As quaint as they may now seem at thirty years distance (under febrile geopolitical conditions that for an increasing share of the world are those of actual wars that did take place, or their looming inevitability), the Theory Wars, and the fissures they opened in the modern academy and wider cultural sphere, supplied many of the (anti)intellectual coordinates for the “moving right show” under which so many of us have now been living since the mid-2010s. Indeed, the outright refusal of the patient mediation of theory seems in retrospect to have defined culture in the 2010s and 2020s: Move fast and break things. First thought, best thought. No filter. Immediacy culture. Bomb first, talk later. The late fascist assault on so-called “gender ideology” and “post-modern neo-Marxism.” The online injunction to “let people enjoy things.” Judith Butler, certainly no friend of Sokal and his comrades, anticipated this in the late 1990s when they wrote that the marginalization of “merely cultural” lines of inquiry under the auspices of restoring Left unity, could in fact only portend the Left’s further weakening and fragmentation.

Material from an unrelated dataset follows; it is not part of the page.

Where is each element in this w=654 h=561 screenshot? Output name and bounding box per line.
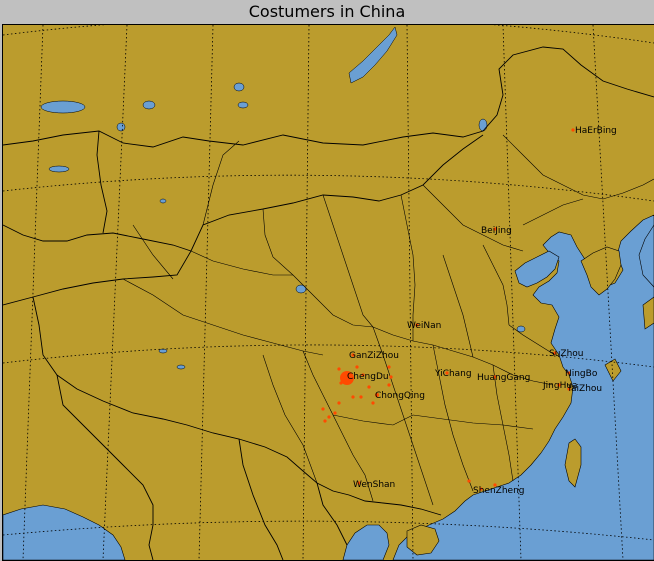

This ninth issue of e-flux Index interweaves a selection of pieces published by e-flux throughout the Summer of 2025, and is divided into two parts. In six chapters that index the state of Art and Theory Today, the first part revisits the primal scene of the Theory Wars—the tenor of which has changed, from an urgent ideological contest between humanist objectivity and postmodern relativism, to a more even-handed, pragmatic, and pluralist one, in the decades since. It brings together material that the various independent publishing arms of e-flux published around the theme of the often-fraught relations between theory and (artistic, architectural, pedagogic, political) practice.